O restante da frase foi desaparecendo gradativamente, ao mesmo tempo que meu irmão se voltava para ela mais uma vez. Keat sorriu e antes que eu pudesse me dar conta, ele a beijou. Ali, na frente de todo mundo. De repente, todas as pessoas que assistiam a cena começaram a assoviar e dar gritinhos de felicidade. Aquilo parecia o final do campeonato de basquete.
E eu fiquei feliz pelo meu irmão, fiquei feliz por Emma. Algum dos White merecia ser feliz, e dos três, era definitivamente Keat quem eu escolheria pra ganhar o mérito. Esbocei um pequeno sorriso, me distanciando da multidão quando ouvi o sinal avisando que o intervalo estava no fim.
Seria um erro fugir do ginásio pra fumar um cigarro durante a aula? Bem, eu nunca fazia as aulas de ginástica própriamente ditas então, eu acho que eu posso considerar essa possibilidade. Caminhei até o próximo corredor, retirando meus livros da bolsa para guardar no meu próprio armário. Assim que terminei de colocar a combinação no cadeado e abri o armário, um envelope branco caiu de lá de dentro sobre meus pés. Franzi o cenho, guardando os livros para então me abaixar e pegar o papel nas mãos. Definitivamente aquilo não era meu. Não tinha remetente, ou qualquer coisa escrita no envelope em ambos os lados.

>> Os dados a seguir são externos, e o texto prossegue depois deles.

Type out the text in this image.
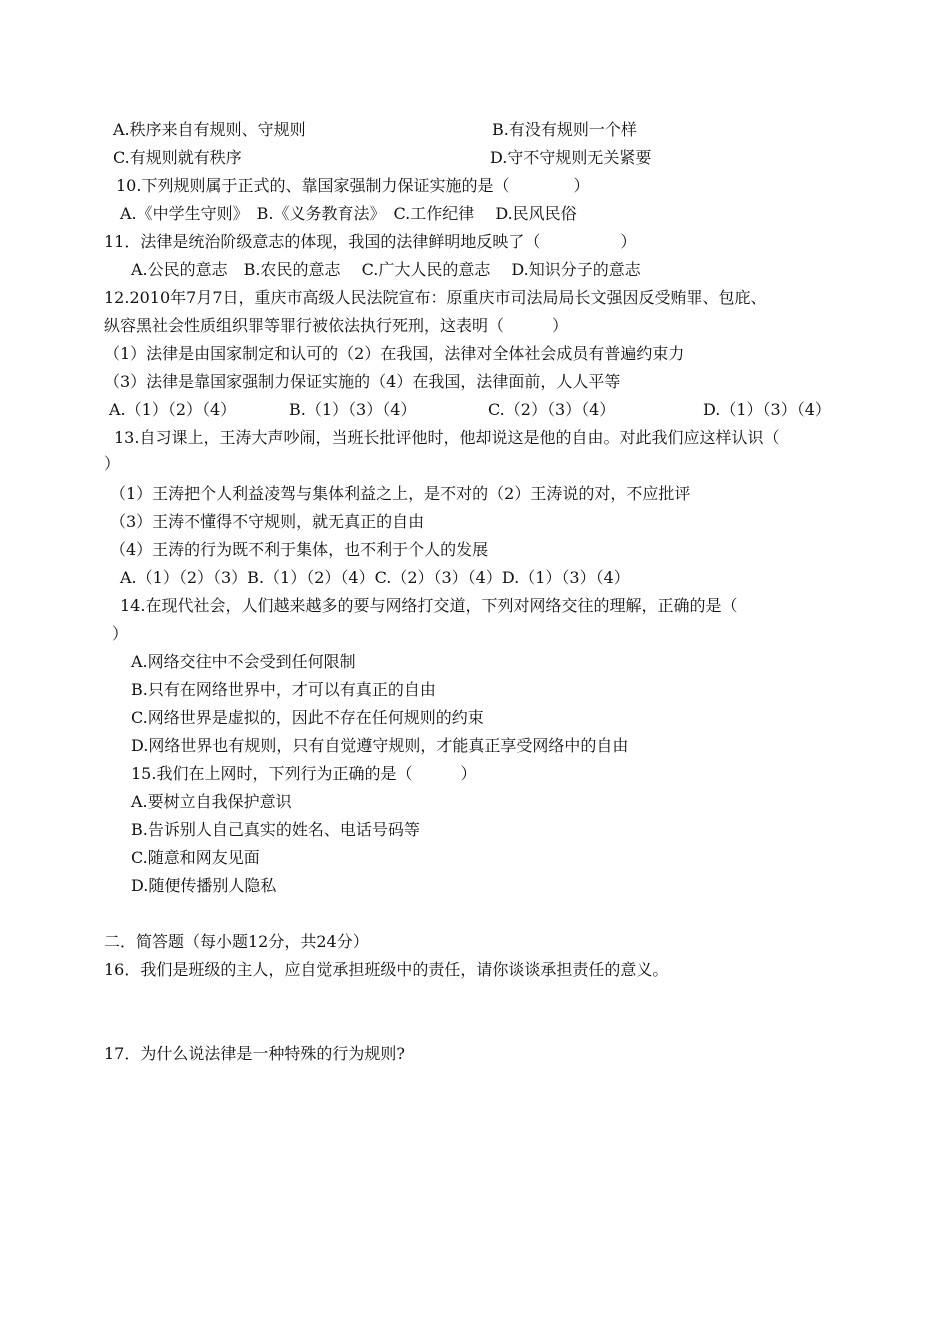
A.秩序来自有规则、守规则	B.有没有规则一个样
C.有规则就有秩序	D.守不守规则无关紧要
10.下列规则属于正式的、靠国家强制力保证实施的是（　　　　）
A.《中学生守则》　B.《义务教育法》　C.工作纪律　 D.民风民俗
11．法律是统治阶级意志的体现，我国的法律鲜明地反映了（　　　　　）
A.公民的意志　B.农民的意志　 C.广大人民的意志　 D.知识分子的意志
12.2010年7月7日，重庆市高级人民法院宣布：原重庆市司法局局长文强因反受贿罪、包庇、
纵容黑社会性质组织罪等罪行被依法执行死刑，这表明（　　　）
（1）法律是由国家制定和认可的（2）在我国，法律对全体社会成员有普遍约束力
（3）法律是靠国家强制力保证实施的（4）在我国，法律面前，人人平等
A.（1）（2）（4）	B.（1）（3）（4）	C.（2）（3）（4）	D.（1）（3）（4）
13.自习课上，王涛大声吵闹，当班长批评他时，他却说这是他的自由。对此我们应这样认识（
）
（1）王涛把个人利益凌驾与集体利益之上，是不对的（2）王涛说的对，不应批评
（3）王涛不懂得不守规则，就无真正的自由
（4）王涛的行为既不利于集体，也不利于个人的发展
A.（1）（2）（3）B.（1）（2）（4）C.（2）（3）（4）D.（1）（3）（4）
14.在现代社会，人们越来越多的要与网络打交道，下列对网络交往的理解，正确的是（
）
A.网络交往中不会受到任何限制
B.只有在网络世界中，才可以有真正的自由
C.网络世界是虚拟的，因此不存在任何规则的约束
D.网络世界也有规则，只有自觉遵守规则，才能真正享受网络中的自由
15.我们在上网时，下列行为正确的是（　　　）
A.要树立自我保护意识
B.告诉别人自己真实的姓名、电话号码等
C.随意和网友见面
D.随便传播别人隐私
二．简答题（每小题12分，共24分）
16．我们是班级的主人，应自觉承担班级中的责任，请你谈谈承担责任的意义。
17．为什么说法律是一种特殊的行为规则?
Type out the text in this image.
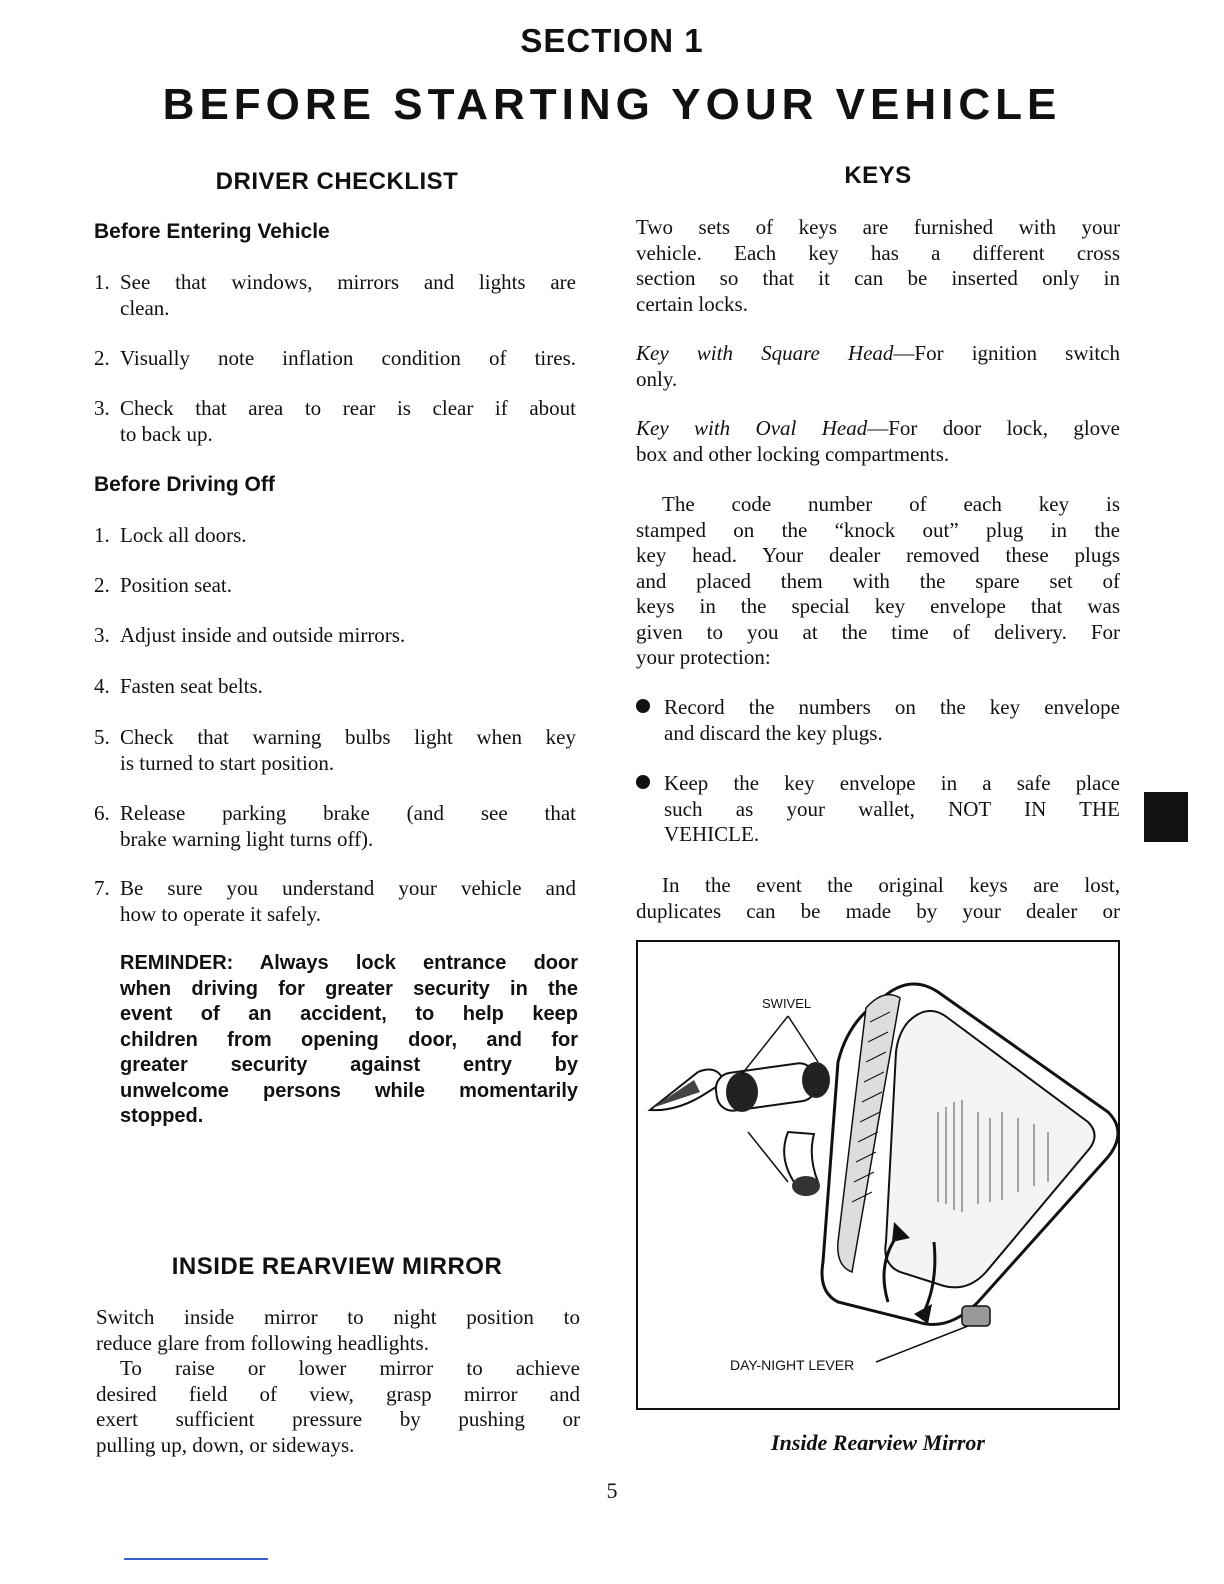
SECTION 1
BEFORE STARTING YOUR VEHICLE
DRIVER CHECKLIST
Before Entering Vehicle
1. See that windows, mirrors and lights are
clean.
2. Visually note inflation condition of tires.
3. Check that area to rear is clear if about
to back up.
Before Driving Off
1. Lock all doors.
2. Position seat.
3. Adjust inside and outside mirrors.
4. Fasten seat belts.
5. Check that warning bulbs light when key
is turned to start position.
6. Release parking brake (and see that
brake warning light turns off).
7. Be sure you understand your vehicle and
how to operate it safely.
REMINDER: Always lock entrance door
when driving for greater security in the
event of an accident, to help keep
children from opening door, and for
greater security against entry by
unwelcome persons while momentarily
stopped.
INSIDE REARVIEW MIRROR
Switch inside mirror to night position to
reduce glare from following headlights.
To raise or lower mirror to achieve
desired field of view, grasp mirror and
exert sufficient pressure by pushing or
pulling up, down, or sideways.
KEYS
Two sets of keys are furnished with your
vehicle. Each key has a different cross
section so that it can be inserted only in
certain locks.
Key with Square Head—For ignition switch
only.
Key with Oval Head—For door lock, glove
box and other locking compartments.
The code number of each key is
stamped on the “knock out” plug in the
key head. Your dealer removed these plugs
and placed them with the spare set of
keys in the special key envelope that was
given to you at the time of delivery. For
your protection:
Record the numbers on the key envelope
and discard the key plugs.
Keep the key envelope in a safe place
such as your wallet, NOT IN THE
VEHICLE.
In the event the original keys are lost,
duplicates can be made by your dealer or
SWIVEL
DAY-NIGHT LEVER
Inside Rearview Mirror
5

Não tinha mais ninguém no corredor, o intervalo já havia terminado a algum tempo então não tinha como saber quem colocou aquela carta no meu armário. Mordi o lábio observando o papel. Era um texto digitado, feito em alguma impressora de segunda mão, porque havia manchas de tinta nas bordas do papel. Provavelmente de algum dos computadores da biblioteca. Aquelas impressoras sempre fazem esse tipo de coisa. Pisquei duas vezes antes de ler.

Dear Cherry,
Não sei o que houve com você. Fiquei confuso depois da nossa última conversa. Sinto sua falta. Sinto falta das conversas também. Não quero que você se afaste de mim, o que parece que vai acontecer.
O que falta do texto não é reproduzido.